Prime Minister Benjamin Netanyahu may have finally found a way to avoid, or at least delay, paying for his own public corruption legal defense bills.
For months he has fought to no avail with the State Comptroller committee, which has the authority to approve public officials’ special requests to receive contributions from the private sector.
The committee has insisted that Netanyahu pay a large share of his bills and reveal his full financial details before it will even consider the request.
The entire dispute has been made more complicated by Netanyahu’s attempts until now to receive contributions from his cousin, tycoon Natan Milikovsky, who may be linked to Case 3000, the Submarine Affair, and other legal issues.
The prime minister has also been on the defensive because receiving contributions from tycoons is exactly what he may be indicted for in Case 1000, and it overlaps with some of the themes in the other cases against him as well.
The committee had given Netanyahu until Monday to give them his full financial disclosure documents or it will reject his request a third time. After it previously rejected his requests, the High Court of Justice asked the committee to reconsider the issue if Netanyahu made financial disclosures.
Netanyahu has refused to make new disclosures after previous ones led to embarrassing news stories in the media about his and Milikovsky’s possible connections to Case 3000, including that the police initially probed the issue.
So how may the prime minister finally have resolved his problem? He has changed four key parameters. It was reported on Wednesday that he is now asking for a loan instead of a contribution. The loan would need to include market-rate interest rather than being interest free.

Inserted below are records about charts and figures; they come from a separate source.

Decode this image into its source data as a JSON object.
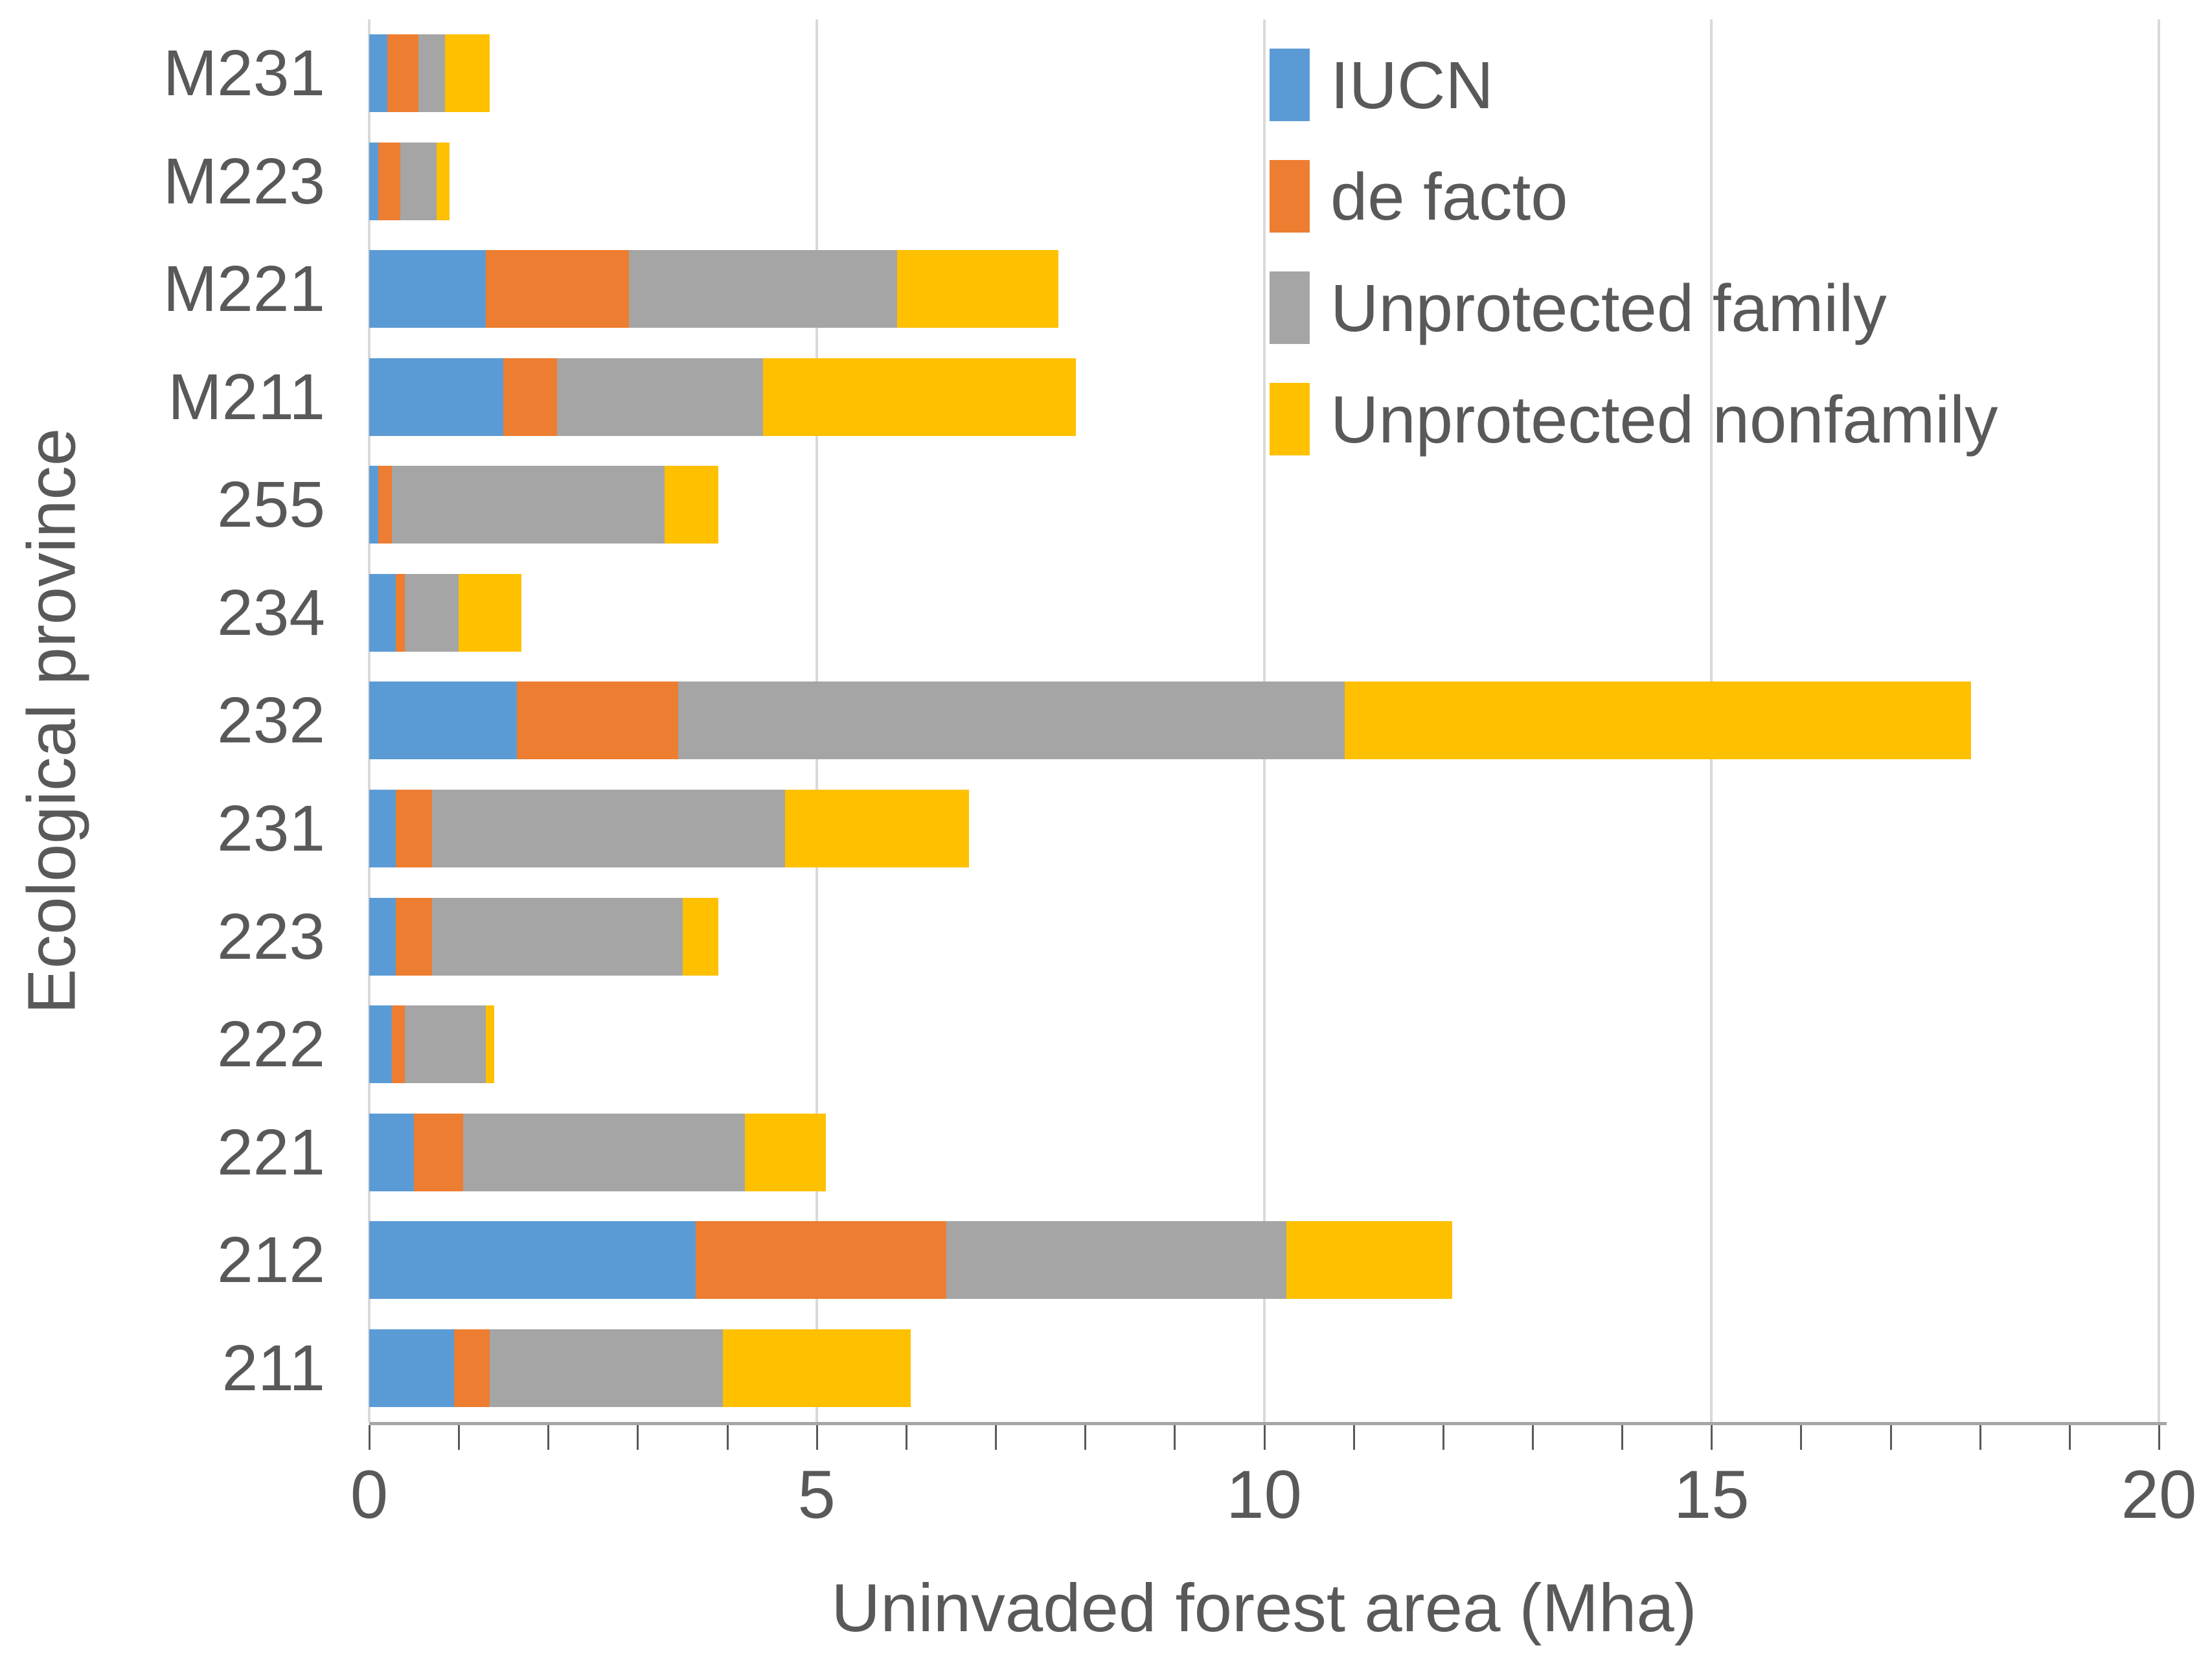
{
  "chart_data": {
    "type": "bar",
    "orientation": "horizontal",
    "stacked": true,
    "title": "",
    "xlabel": "Uninvaded forest area (Mha)",
    "ylabel": "Ecological province",
    "xlim": [
      0,
      20
    ],
    "x_ticks": [
      0,
      5,
      10,
      15,
      20
    ],
    "minor_tick_step": 1,
    "grid": "vertical gridlines every 5",
    "legend_position": "top-right inside plot",
    "categories": [
      "M231",
      "M223",
      "M221",
      "M211",
      "255",
      "234",
      "232",
      "231",
      "223",
      "222",
      "221",
      "212",
      "211"
    ],
    "series": [
      {
        "name": "IUCN",
        "color": "#5B9BD5",
        "values": [
          0.2,
          0.1,
          1.3,
          1.5,
          0.1,
          0.3,
          1.65,
          0.3,
          0.3,
          0.25,
          0.5,
          3.65,
          0.95
        ]
      },
      {
        "name": "de facto",
        "color": "#ED7D31",
        "values": [
          0.35,
          0.25,
          1.6,
          0.6,
          0.15,
          0.1,
          1.8,
          0.4,
          0.4,
          0.15,
          0.55,
          2.8,
          0.4
        ]
      },
      {
        "name": "Unprotected family",
        "color": "#A5A5A5",
        "values": [
          0.3,
          0.4,
          3.0,
          2.3,
          3.05,
          0.6,
          7.45,
          3.95,
          2.8,
          0.9,
          3.15,
          3.8,
          2.6
        ]
      },
      {
        "name": "Unprotected nonfamily",
        "color": "#FFC000",
        "values": [
          0.5,
          0.15,
          1.8,
          3.5,
          0.6,
          0.7,
          7.0,
          2.05,
          0.4,
          0.1,
          0.9,
          1.85,
          2.1
        ]
      }
    ],
    "bar_totals": [
      1.35,
      0.9,
      7.7,
      7.9,
      3.9,
      1.7,
      17.9,
      6.7,
      3.9,
      1.4,
      5.1,
      12.1,
      6.05
    ]
  },
  "axes": {
    "x_title": "Uninvaded forest area (Mha)",
    "y_title": "Ecological province"
  },
  "colors": {
    "gridline": "#D9D9D9",
    "axis_line": "#A6A6A6",
    "tick_mark": "#595959",
    "text": "#595959",
    "background": "#FFFFFF"
  }
}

Milikovsky is out of the picture, and the new candidate to help him financially is tycoon Spencer Partridge.
The fourth change is that Netanyahu is asking State Comptroller Joseph Shapira for approval instead of the committee.
The committee has authority over receiving gifts, but Shapira may approve the receipt of loans. Shapira all along has had a more favorable view of Netanyahu pursuing this path than the committee, so going to Shapira diminishes the committee’s significance.
Shapira set two conditions: that the loan be at market rates; and that the attorney-general approve the loan as not involving a conflict of interest.
Surprisingly, to date, Netanyahu has not asked the attorney-general to approve the idea.
It is unclear if he fears that the attorney-general will not approve the idea, or that now that he has a way to avoid Monday’s deadline with the committee, he is no longer in a rush to resolve the situation.
Either way, the development could be highly significant.
If Netanyahu was forced to start paying his bills, he might feel more pressure to cut a plea bargain.
From this perspective, receiving the loan will free him to defend the case indefinitely without having to cut a deal.
Another scenario is that he is planning to eventually cut a deal, so he does not want to spend his own money in his defense.
In either case, no one has said there would be a specific deadline for Netanyahu to pay back the loan, which could be a way for him to still flip the process in his favor.
When Netanyahu paid back loans to Milikovsky in the past, it appears that the two concocted side arrangements such that Netanyahu’s loan “payments” were really additional funds Milikovsky had arranged for him to receive through stock sales.
Netanyahu will soon need to act or else he might miss this latest option. If he misses this opportunity, he could be in for another legal crisis just as the campaign for the September 17 election kicks into high gear.